How Biomass is Converted to Synthetic Products
By deconstructing the biomass organic molecules and re-arranging them we can produce ultra clean equivalents for the fuel and other commercial products in wide use.
Referring to the diagram below, when organic material is heated in the absence of oxygen it breaks down to make a gas - this is known as destructive distillation which has a long history of exploitation by mankind. If a bit of oxygen is added to the pyrolytic process , the some of the carbon and hydrogen in the organic matter react with the oxygen generating heat and various gases. This starts by the formation of hydrogen, carbon monoxide, carbon dioxide and water vapor and as more oxygen is added the carbon and hydrogen continue to oxidize until it is all converted to carbon dioxide and water. Complete combustion occurs when enough oxygen is added to oxidize all of the hydrogen and carbon.
Three types of thermal decomposition of organic matter are recognized as follow:
Pyrolysis which is the heating of the waste in the absence of air or oxygen to cause thermal decomposition of the organic fraction. In this process a wide range of organic molecules is produced as well as a significant residue of carbon and long chain hydrocarbons.
Gasification which is the thermal decomposition of the organic fraction using sufficient oxygen or air along with steam so as to render all hydrocarbon species into a combination of hydrogen, carbon monoxide and carbon dioxide. The relative concentration of these products varies in accordance with the amount of oxygen added and other process parameters.
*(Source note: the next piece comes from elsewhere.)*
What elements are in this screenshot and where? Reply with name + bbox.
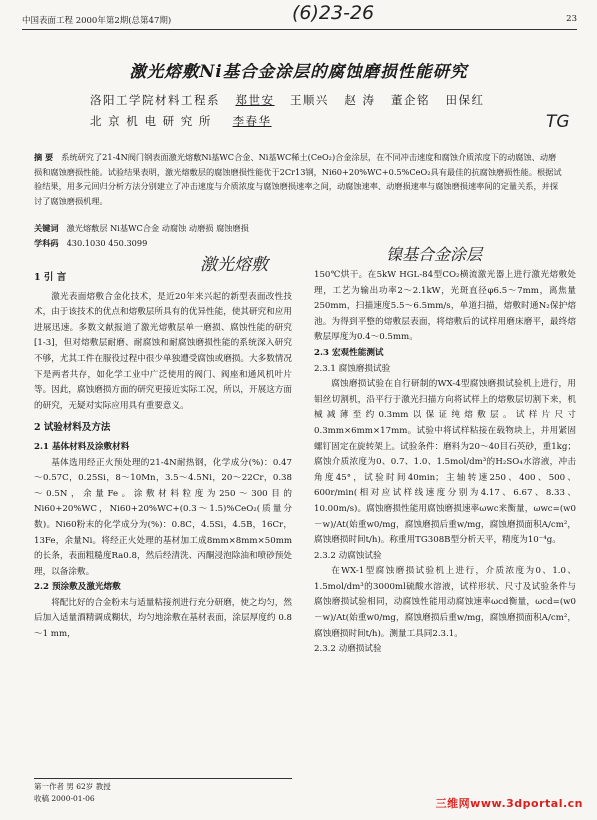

Combustion which is the thermal decomposition of the organic fraction in excess oxygen or air resulting in the oxidation of the hydrocarbon species into water, carbon dioxide and other gases depending on what other elements are present in the hydrocarbons
Applied Gasification
In the gasification process, the aim is to produce a maximum amount of carbon monoxide and hydrogen and a minimum amount of water and carbon dioxide. The carbon monoxide and hydrogen are then cleaned and are passed through a synthesis stage where they react to form the basic organic molecule building block CH2 . Using the appropriate catalysts this building block can be combined in various ways to form chains and branches resulting in a mixture of various organic molecules corresponding to the desired product such as ultra clean Diesel fuel, gasoline, aviation fuel, methanol, polymers and so on.
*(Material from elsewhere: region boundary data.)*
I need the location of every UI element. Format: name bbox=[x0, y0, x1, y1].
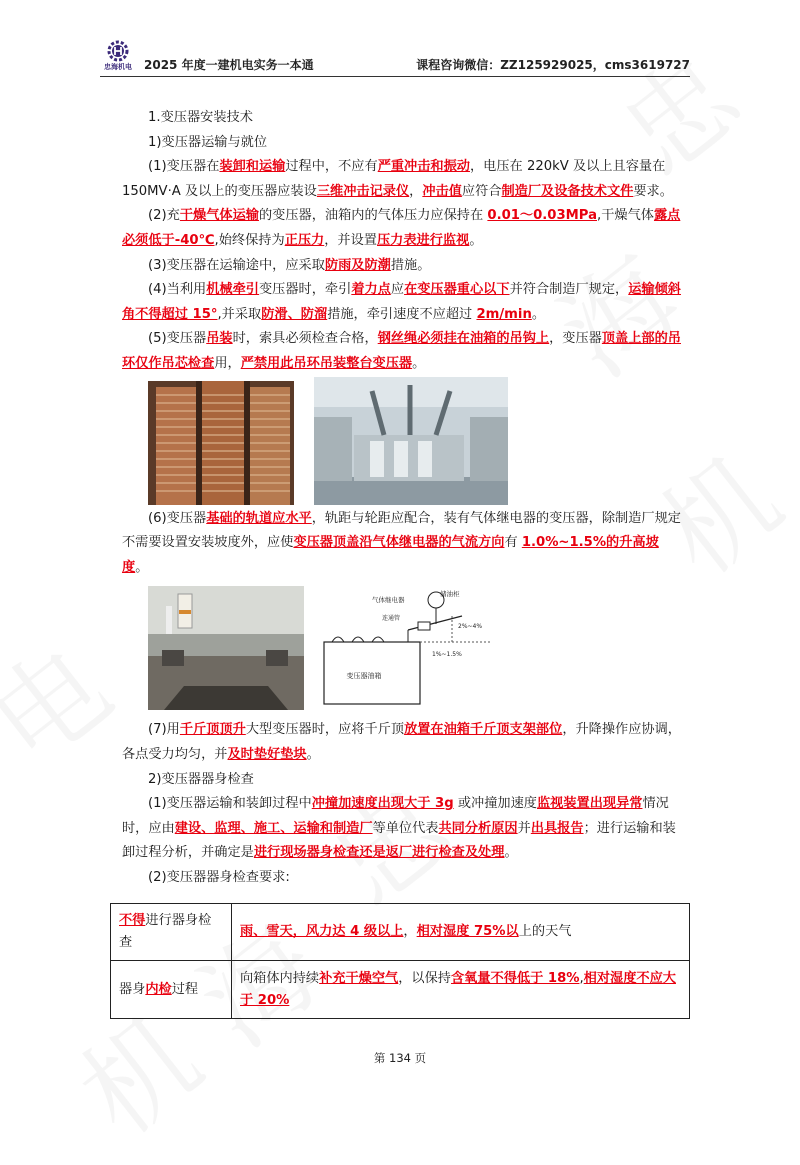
text-run: 有 bbox=[504, 535, 522, 551]
paragraph bbox=[122, 204, 682, 253]
highlighted-text: 建设、监理、施工、运输和制造厂 bbox=[174, 820, 373, 836]
text-run: ,干燥气体 bbox=[597, 208, 654, 224]
text-run: (7)用 bbox=[148, 722, 180, 738]
highlighted-text: 冲撞加速度出现大于 3g bbox=[311, 796, 454, 812]
text-run: 时，索具必须检查合格， bbox=[232, 331, 378, 347]
highlighted-text: 严禁用此吊环吊装整台变压器 bbox=[240, 355, 413, 371]
highlighted-text: 制造厂及设备技术文件 bbox=[501, 183, 634, 199]
text-run: 等单位代表 bbox=[372, 820, 439, 836]
book-title: 2025 年度一建机电实务一本通 bbox=[144, 58, 314, 72]
text-run: (5)变压器 bbox=[148, 331, 207, 347]
text-run: 或冲撞加速度 bbox=[453, 796, 537, 812]
transformer-rail-photo bbox=[148, 586, 304, 710]
highlighted-text: 相对湿度不应大于 20% bbox=[240, 970, 676, 1008]
text-run: 情况时，应由 bbox=[122, 796, 669, 836]
highlighted-text: 防滑、防溜 bbox=[261, 306, 328, 322]
highlighted-text: 0.01～0.03MPa bbox=[487, 208, 597, 224]
highlighted-text: 1.0%~1.5%的升高坡度 bbox=[122, 535, 659, 575]
text-run: 进行器身检查 bbox=[119, 913, 212, 950]
paragraph bbox=[122, 507, 682, 581]
subsection-heading: 1)变压器运输与就位 bbox=[148, 134, 268, 150]
page-number: 第 134 页 bbox=[373, 1051, 427, 1065]
table-cell bbox=[111, 904, 232, 961]
conservator-label: 储油柜 bbox=[440, 590, 460, 599]
text-run: 并 bbox=[517, 820, 531, 836]
text-run: (6)变压器 bbox=[148, 510, 207, 526]
table-cell bbox=[232, 961, 690, 1019]
table-row bbox=[111, 961, 690, 1019]
text-run: ；进行运输和装卸过程分析，并确定是 bbox=[122, 820, 676, 861]
transformer-substation-photo bbox=[314, 377, 508, 505]
highlighted-text: 不得 bbox=[119, 913, 146, 928]
highlighted-text: 钢丝绳必须挂在油箱的吊钩上 bbox=[377, 331, 550, 347]
subsection-heading: 2)变压器器身检查 bbox=[148, 771, 254, 787]
text-run: 向箱体内持续 bbox=[240, 970, 320, 986]
text-run: ，轨距与轮距应配合，装有气体继电器的变压器，除制造厂规定不需要设置安装坡度外，应使 bbox=[122, 510, 681, 551]
text-run: ，并设置 bbox=[324, 232, 377, 248]
paragraph: (2)变压器器身检查要求: bbox=[148, 869, 290, 885]
section-heading: 1.变压器安装技术 bbox=[148, 110, 253, 125]
highlighted-text: 出具报告 bbox=[530, 820, 584, 836]
slope-label-bottom: 1%~1.5% bbox=[432, 651, 462, 659]
highlighted-text: 防雨及防潮 bbox=[324, 257, 391, 273]
paragraph bbox=[122, 327, 682, 376]
table-cell bbox=[111, 961, 232, 1019]
highlighted-text: 千斤顶顶升 bbox=[179, 722, 246, 738]
text-run: , bbox=[579, 970, 584, 986]
text-run: 过程中，不应有 bbox=[285, 159, 378, 175]
text-run: 变压器时，牵引 bbox=[259, 282, 352, 298]
text-run: ,始终保持为 bbox=[214, 232, 285, 248]
text-run: ，变压器 bbox=[549, 331, 602, 347]
highlighted-text: 正压力 bbox=[284, 232, 325, 248]
text-run: 用， bbox=[214, 355, 241, 371]
photo-row bbox=[122, 377, 682, 507]
text-run: 。 bbox=[135, 559, 149, 575]
highlighted-text: 放置在油箱千斤顶支架部位 bbox=[404, 722, 563, 738]
highlighted-text: 变压器顶盖沿气体继电器的气流方向 bbox=[293, 535, 505, 551]
table-row bbox=[111, 904, 690, 961]
highlighted-text: 着力点 bbox=[351, 282, 391, 298]
pipe-label: 连通管 bbox=[382, 615, 401, 623]
paragraph bbox=[122, 155, 682, 204]
highlighted-text: 三维冲击记录仪 bbox=[316, 183, 410, 199]
text-run: 器身 bbox=[119, 981, 146, 997]
highlighted-text: 雨、雪天，风力达 4 级以上 bbox=[240, 924, 404, 939]
slope-label-top: 2%~4% bbox=[458, 623, 483, 631]
highlighted-text: 相对湿度 75%以 bbox=[416, 924, 519, 939]
highlighted-text: 在变压器重心以下 bbox=[404, 282, 510, 298]
contact-info: 课程咨询微信：ZZ125929025，cms3619727 bbox=[416, 58, 690, 72]
text-run: (2)充 bbox=[148, 208, 180, 224]
text-run: 。 bbox=[504, 845, 518, 861]
highlighted-text: 干燥气体运输 bbox=[179, 208, 259, 224]
text-run: ， bbox=[403, 924, 417, 939]
highlighted-text: 共同分析原因 bbox=[438, 820, 518, 836]
text-run: 过程 bbox=[171, 981, 199, 997]
text-run: 要求。 bbox=[633, 183, 673, 199]
paragraph bbox=[122, 792, 682, 866]
highlighted-text: 监视装置出现异常 bbox=[536, 796, 643, 812]
tank-label: 变压器油箱 bbox=[346, 672, 382, 681]
page-header bbox=[100, 40, 690, 77]
highlighted-text: 进行现场器身检查还是返厂进行检查及处理 bbox=[253, 845, 505, 861]
highlighted-text: 严重冲击和振动 bbox=[377, 159, 470, 175]
highlighted-text: 冲击值 bbox=[422, 183, 462, 199]
watermark-char bbox=[0, 603, 137, 795]
text-run: ，电压在 220kV 及以上且容量在 150MV·A 及以上的变压器应装设 bbox=[122, 159, 666, 199]
highlighted-text: 含氧量不得低于 18% bbox=[451, 970, 580, 986]
relay-label: 气体继电器 bbox=[372, 596, 405, 605]
text-run: 的变压器，油箱内的气体压力应保持在 bbox=[259, 208, 488, 224]
logo bbox=[100, 40, 136, 74]
text-run: 并符合制造厂规定， bbox=[509, 282, 629, 298]
highlighted-text: 吊装 bbox=[206, 331, 233, 347]
highlighted-text: 装卸和运输 bbox=[219, 159, 286, 175]
text-run: 应符合 bbox=[461, 183, 502, 199]
text-run: 上的天气 bbox=[518, 924, 572, 939]
transformer-coil-photo bbox=[148, 381, 294, 505]
highlighted-text: 补充干燥空气 bbox=[319, 970, 399, 986]
table-cell bbox=[232, 904, 690, 961]
text-run: ， bbox=[409, 183, 423, 199]
figure-row bbox=[122, 586, 682, 710]
text-run: ,并采取 bbox=[217, 306, 262, 322]
paragraph bbox=[122, 278, 682, 327]
highlighted-text: 基础的轨道应水平 bbox=[206, 510, 312, 526]
highlighted-text: 机械牵引 bbox=[206, 282, 259, 298]
text-run: ，以保持 bbox=[398, 970, 451, 986]
text-run: (3)变压器在运输途中，应采取 bbox=[148, 257, 325, 273]
relay-box-shape bbox=[418, 622, 430, 630]
highlighted-text: 2m/min bbox=[476, 306, 532, 322]
paragraph bbox=[122, 254, 682, 279]
text-run: 。 bbox=[412, 355, 426, 371]
paragraph bbox=[122, 718, 682, 767]
text-run: (1)变压器运输和装卸过程中 bbox=[148, 796, 312, 812]
highlighted-text: 露点必须低于-40℃ bbox=[122, 208, 681, 248]
text-run: 应 bbox=[390, 282, 405, 298]
text-run: 大型变压器时，应将千斤顶 bbox=[245, 722, 405, 738]
text-run: 。 bbox=[469, 232, 483, 248]
inspection-requirements-table bbox=[110, 903, 690, 1019]
highlighted-text: 运输倾斜角不得超过 15° bbox=[122, 282, 681, 322]
highlighted-text: 及时垫好垫块 bbox=[227, 746, 307, 762]
text-run: (4)当利用 bbox=[148, 282, 207, 298]
gear-logo-icon bbox=[106, 40, 130, 62]
text-run: (1)变压器在 bbox=[148, 159, 220, 175]
text-run: 措施。 bbox=[390, 257, 431, 273]
text-run: 。 bbox=[531, 306, 546, 322]
highlighted-text: 压力表进行监视 bbox=[377, 232, 470, 248]
logo-text: 忠海机电 bbox=[104, 63, 132, 71]
highlighted-text: 顶盖上部的吊环仅作吊芯检查 bbox=[122, 331, 681, 371]
gas-relay-slope-diagram bbox=[312, 586, 492, 710]
document-body bbox=[122, 106, 682, 890]
highlighted-text: 内检 bbox=[145, 981, 172, 997]
text-run: 措施，牵引速度不应超过 bbox=[327, 306, 477, 322]
text-run: ，升降操作应协调，各点受力均匀，并 bbox=[122, 722, 681, 762]
text-run: 。 bbox=[306, 746, 320, 762]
The following diagram illustrates the possibilities possibilities of gasification to synthesis:
As can be seen in reading the diagram from left to right, waste and biomass goes into the process but no waste or non-commercial residue exits the process. This is in tune with the objective of protecting the ecology of our world and a desirable departure from the primitive practice of simply burying waste.
One of the more interesting products is hydrogen which is regarded by many to be the fuel of the future.